Second. Appellant insists that the court's judgment against him on the merits is not sustained by the evidence, but we think we must also overrule all assignments involving this question. Appellant's only serious contention, as it seems to us, is that he had the right to appropriate appellees' part of the proceeds of the sale of the land in satisfaction of his fee, and he has cited a number of authorities as supporting this contention. The authorities, however, we think are inapplicable here. They relate to cases in which some specified sum as fee had been agreed upon, and where the attorney having received money of his client was permitted to appropriate it in satisfaction of the fee agreed upon, but here no such state of facts exists. In the case before us, as before stated, appellant's greatest right was to receive one-half of each separate tract of land recovered by him, or one-half of the proceeds of any single tract sold. We do not see how it can be seriously contended that he would have the right to appropriate the whole of the proceeds of the tract of land involved in this controversy merely because his interest in other tracts not so sold was of as great a value as the amount of the proceeds converted. To so permit appellant to do would be to enable him to dictate his own terms of partition and to appropriate money in lieu of land against appellees' consent.
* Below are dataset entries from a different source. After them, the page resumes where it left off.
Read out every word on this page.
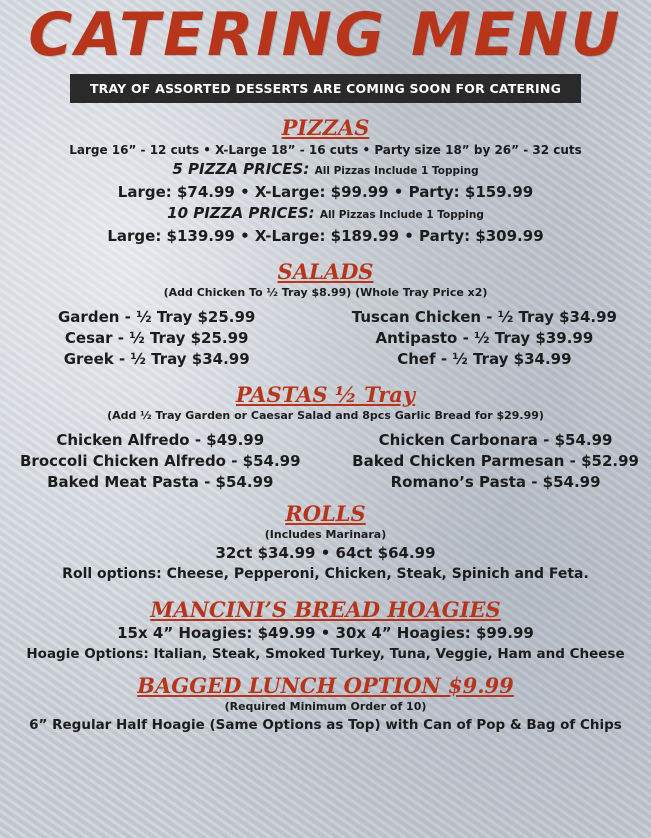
CATERING MENU
TRAY OF ASSORTED DESSERTS ARE COMING SOON FOR CATERING
PIZZAS
Large 16” - 12 cuts • X-Large 18” - 16 cuts • Party size 18” by 26” - 32 cuts
5 PIZZA PRICES: All Pizzas Include 1 Topping
Large: $74.99 • X-Large: $99.99 • Party: $159.99
10 PIZZA PRICES: All Pizzas Include 1 Topping
Large: $139.99 • X-Large: $189.99 • Party: $309.99
SALADS
(Add Chicken To ½ Tray $8.99) (Whole Tray Price x2)
Garden - ½ Tray $25.99
Cesar - ½ Tray $25.99
Greek - ½ Tray $34.99
Tuscan Chicken - ½ Tray $34.99
Antipasto - ½ Tray $39.99
Chef - ½ Tray $34.99
PASTAS ½ Tray
(Add ½ Tray Garden or Caesar Salad and 8pcs Garlic Bread for $29.99)
Chicken Alfredo - $49.99
Broccoli Chicken Alfredo - $54.99
Baked Meat Pasta - $54.99
Chicken Carbonara - $54.99
Baked Chicken Parmesan - $52.99
Romano’s Pasta - $54.99
ROLLS
(Includes Marinara)
32ct $34.99 • 64ct $64.99
Roll options: Cheese, Pepperoni, Chicken, Steak, Spinich and Feta.
MANCINI’S BREAD HOAGIES
15x 4” Hoagies: $49.99 • 30x 4” Hoagies: $99.99
Hoagie Options: Italian, Steak, Smoked Turkey, Tuna, Veggie, Ham and Cheese
BAGGED LUNCH OPTION $9.99
(Required Minimum Order of 10)
6” Regular Half Hoagie (Same Options as Top) with Can of Pop & Bag of Chips
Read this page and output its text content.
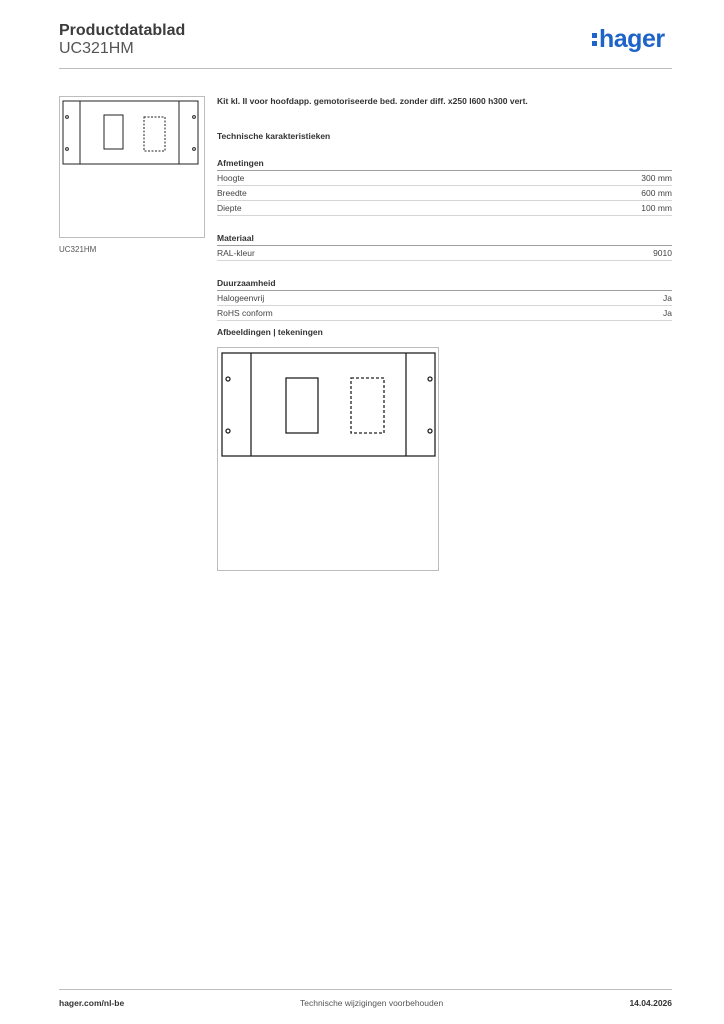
Productdatablad
UC321HM	hager
UC321HM
Kit kl. II voor hoofdapp. gemotoriseerde bed. zonder diff. x250 l600 h300 vert.
Technische karakteristieken
Afmetingen
Hoogte	300 mm
Breedte	600 mm
Diepte	100 mm
Materiaal
RAL-kleur	9010
Duurzaamheid
Halogeenvrij	Ja
RoHS conform	Ja
Afbeeldingen | tekeningen
hager.com/nl-be	Technische wijzigingen voorbehouden	14.04.2026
It is also urged that appellees' claim was barred by limitation, but the evidence seems to be against appellant on this issue. Appellees' testimony, as before stated, was to the effect that for a number of years following the sale of the land in 1904 they had repeatedly written to appellant seeking information as to what had been done with their lands, that appellant wholly failed to answer such inquiries, and that appellees did not learn of the sale in question until after they had instituted an independent *1042 investigation less than two years prior to the institution of this suit.
There is also a contention that appellant should have been allowed to deduct from appellees' part of the proceeds certain expenses, but the question has not been presented as an independent proposition, but under an assignment alleging that the court erred in rendering any judgment, and this assignment we cannot sustain.
We conclude that all assignments of error must be overruled, and the judgment affirmed.